The S12 has a few nifty novelty features, which are pretty exciting for about the first 5 minutes--or if you plan to back up your computer every 5 minutes. First is the "one-step back-up key," which is located above the keyboard and allows the user to back up important files. Also included is a "quick-start key," which lets the user get online and check e-mail, surf the Web, and look at photos without starting up the entire operating system. While such a key is tantalizing in theory, I didn't find it to be much quicker than just starting up the OS.
The S12 also has a "face-recognition" feature, which uses the Webcam to protect user logins--with the user's face. This feature worked a lot better than I expected it would; after a brief set-up, the camera was able to recognize my face about five seconds after I sat down to the computer, and logged me in. This feature can be used instead of a password for the regular XP login screen, which is pretty handy--if you don't have hands. Considering that the 5 seconds it took to scan my face could also have been used in typing my password, this feature is really only useful if you want to feel like Tom Cruise in Mission: Impossible.
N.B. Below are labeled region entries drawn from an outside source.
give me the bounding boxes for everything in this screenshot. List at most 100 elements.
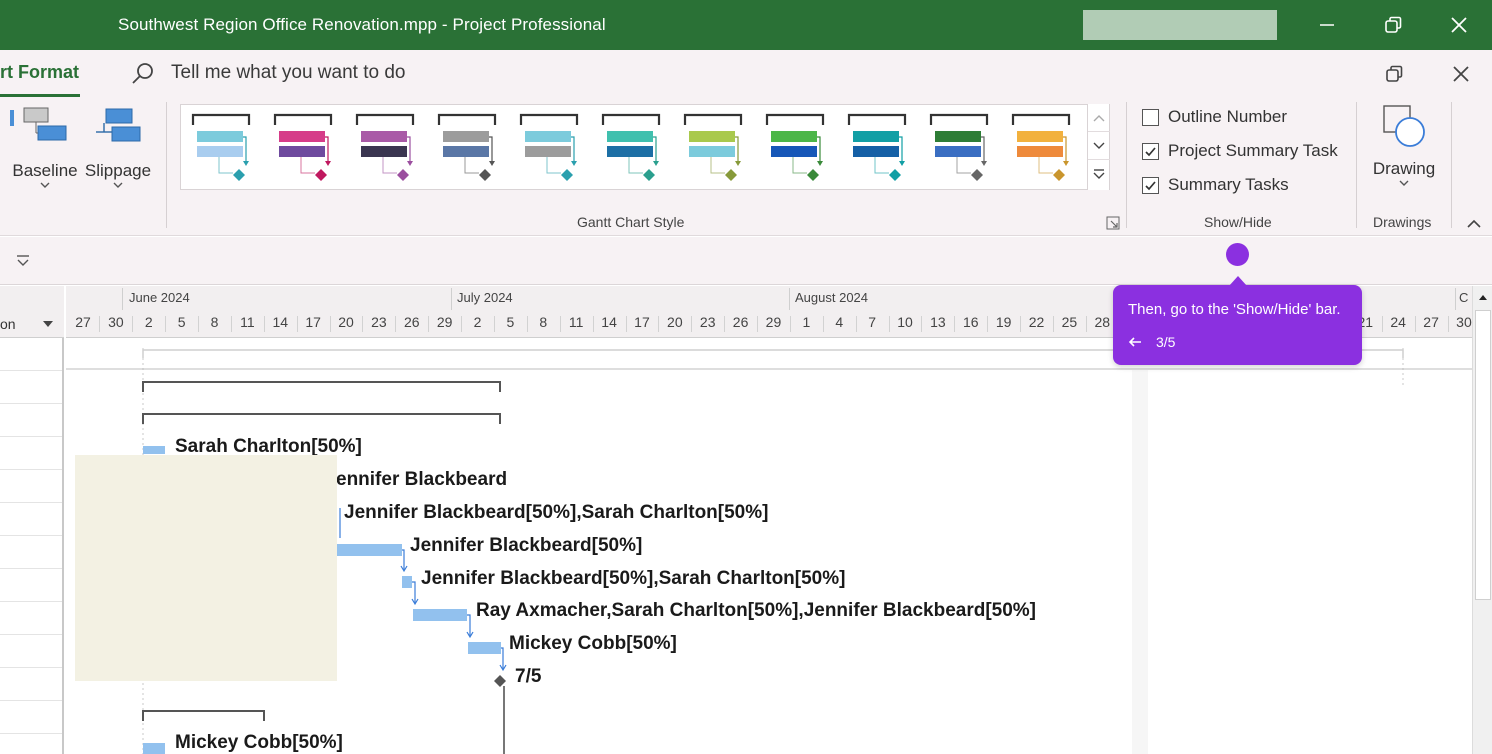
vertical-scrollbar[interactable] xyxy=(1472,286,1492,754)
arrow-left-icon[interactable] xyxy=(1127,334,1143,350)
gantt-style-option[interactable] xyxy=(601,111,665,183)
customize-dropdown-icon[interactable] xyxy=(14,252,32,270)
search-icon[interactable] xyxy=(130,61,156,87)
gantt-style-gallery xyxy=(180,104,1110,190)
nonworking-shading xyxy=(1132,370,1148,754)
quick-access-row xyxy=(0,237,1492,285)
minimize-icon xyxy=(1320,24,1334,26)
timescale-day-label: 7 xyxy=(868,314,877,330)
tab-format[interactable]: rt Format xyxy=(0,62,79,83)
gantt-style-option[interactable] xyxy=(765,111,829,183)
timescale-day-label: 28 xyxy=(1094,314,1111,330)
timescale-day-label: 30 xyxy=(108,314,124,330)
collapse-ribbon-icon[interactable] xyxy=(1466,216,1482,232)
gantt-style-option[interactable] xyxy=(929,111,993,183)
gantt-style-swatch-icon xyxy=(519,113,579,181)
gantt-style-option[interactable] xyxy=(683,111,747,183)
drawing-button[interactable]: Drawing xyxy=(1368,104,1440,187)
timescale-day-label: 23 xyxy=(699,314,716,330)
resource-label: Jennifer Blackbeard[50%] xyxy=(410,535,643,556)
ribbon-close-button[interactable] xyxy=(1448,62,1474,86)
gallery-more-button[interactable] xyxy=(1088,160,1110,188)
timescale-day-divider xyxy=(198,316,200,332)
gallery-scroll-up[interactable] xyxy=(1088,104,1110,132)
baseline-button[interactable]: Baseline xyxy=(10,106,80,189)
gantt-style-swatch-icon xyxy=(683,113,743,181)
timescale-day-divider xyxy=(329,316,331,332)
gantt-style-option[interactable] xyxy=(1011,111,1075,183)
outline-number-label: Outline Number xyxy=(1168,107,1288,126)
scroll-thumb[interactable] xyxy=(1475,310,1491,600)
ribbon-restore-button[interactable] xyxy=(1381,62,1407,86)
month-label: July 2024 xyxy=(457,290,513,305)
timescale-day-divider xyxy=(855,316,857,332)
sheet-row-divider xyxy=(0,733,62,734)
scroll-up-button[interactable] xyxy=(1475,288,1491,306)
task-bar[interactable] xyxy=(413,609,467,621)
gantt-style-option[interactable] xyxy=(191,111,255,183)
timescale-day-label: 27 xyxy=(1423,314,1439,330)
gallery-scroll-down[interactable] xyxy=(1088,132,1110,160)
slippage-icon xyxy=(96,108,141,142)
task-bar[interactable] xyxy=(402,576,412,588)
close-button[interactable] xyxy=(1426,0,1492,50)
month-divider xyxy=(451,288,452,310)
summary-tasks-label: Summary Tasks xyxy=(1168,175,1289,194)
slippage-button[interactable]: Slippage xyxy=(82,106,154,189)
dialog-launcher-icon[interactable] xyxy=(1106,216,1120,230)
project-summary-task-checkbox[interactable]: Project Summary Task xyxy=(1142,140,1338,162)
milestone-diamond[interactable] xyxy=(494,675,506,687)
timescale-day-label: 2 xyxy=(473,314,482,330)
summary-bar[interactable] xyxy=(142,381,501,392)
gantt-style-swatch-icon xyxy=(847,113,907,181)
timescale-day-divider xyxy=(757,316,759,332)
gantt-style-option[interactable] xyxy=(519,111,583,183)
guide-hotspot[interactable] xyxy=(1226,243,1249,266)
sheet-row-divider xyxy=(0,403,62,404)
gantt-style-option[interactable] xyxy=(437,111,501,183)
gallery-scrollbar xyxy=(1087,104,1110,190)
timescale-day-divider xyxy=(230,316,232,332)
account-area[interactable] xyxy=(1083,10,1277,40)
timescale-day-divider xyxy=(1085,316,1087,332)
close-icon xyxy=(1451,17,1467,33)
gantt-style-swatch-icon xyxy=(273,113,333,181)
sheet-header: on xyxy=(0,286,64,338)
group-separator xyxy=(1126,102,1127,228)
sheet-column-header[interactable]: on xyxy=(0,316,16,332)
timescale-day-divider xyxy=(987,316,989,332)
task-bar[interactable] xyxy=(143,446,165,454)
timescale-day-label: 14 xyxy=(601,314,617,330)
checkmark-icon xyxy=(1142,176,1159,194)
gantt-style-option[interactable] xyxy=(355,111,419,183)
minimize-button[interactable] xyxy=(1294,0,1360,50)
ribbon: Baseline Slippage Gantt Chart Style Outl… xyxy=(0,98,1492,236)
outline-number-checkbox[interactable]: Outline Number xyxy=(1142,106,1287,128)
summary-bar[interactable] xyxy=(142,710,265,721)
tell-me-search-input[interactable]: Tell me what you want to do xyxy=(171,62,405,84)
sheet-row-divider xyxy=(0,436,62,437)
timescale-day-label: 23 xyxy=(371,314,387,330)
filter-dropdown-icon[interactable] xyxy=(42,320,54,328)
gantt-chart-style-group-label: Gantt Chart Style xyxy=(577,214,685,230)
timescale-day-divider xyxy=(724,316,726,332)
guide-tooltip: Then, go to the 'Show/Hide' bar. 3/5 xyxy=(1113,276,1362,365)
summary-bar[interactable] xyxy=(142,413,501,424)
task-bar[interactable] xyxy=(143,743,165,754)
timescale-day-label: 25 xyxy=(1061,314,1078,330)
sheet-row-divider xyxy=(0,370,62,371)
summary-tasks-checkbox[interactable]: Summary Tasks xyxy=(1142,174,1289,196)
redacted-area xyxy=(75,455,337,681)
sheet-row-divider xyxy=(0,667,62,668)
timescale-day-label: 26 xyxy=(732,314,749,330)
gantt-style-option[interactable] xyxy=(273,111,337,183)
gantt-style-option[interactable] xyxy=(847,111,911,183)
restore-icon xyxy=(1386,65,1403,82)
timescale-day-divider xyxy=(296,316,298,332)
timescale-day-divider xyxy=(165,316,167,332)
task-bar[interactable] xyxy=(468,642,501,654)
task-bar[interactable] xyxy=(336,544,402,556)
timescale-day-label: 19 xyxy=(995,314,1012,330)
restore-button[interactable] xyxy=(1360,0,1426,50)
timescale-day-divider xyxy=(526,316,528,332)
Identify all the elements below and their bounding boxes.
If you're looking for a netbook with decent battery life, a bigger screen, and the ability to recognize your face, then the Lenovo S12 is a solid choice. It packs a punch in a little netbook package. With its big hard drive, better-than-average battery life, and stylish exterior, it's great for your basic netbook user on the go. It's cheaper and lasts longer than HP's Pavilion dv2--another 12-incher. However, this S12 is a taste of things to come. If you wait a little longer, an Ion-powered model with an nVidia GPU on board will come out, selling for $50 more. That's where the smart money's at.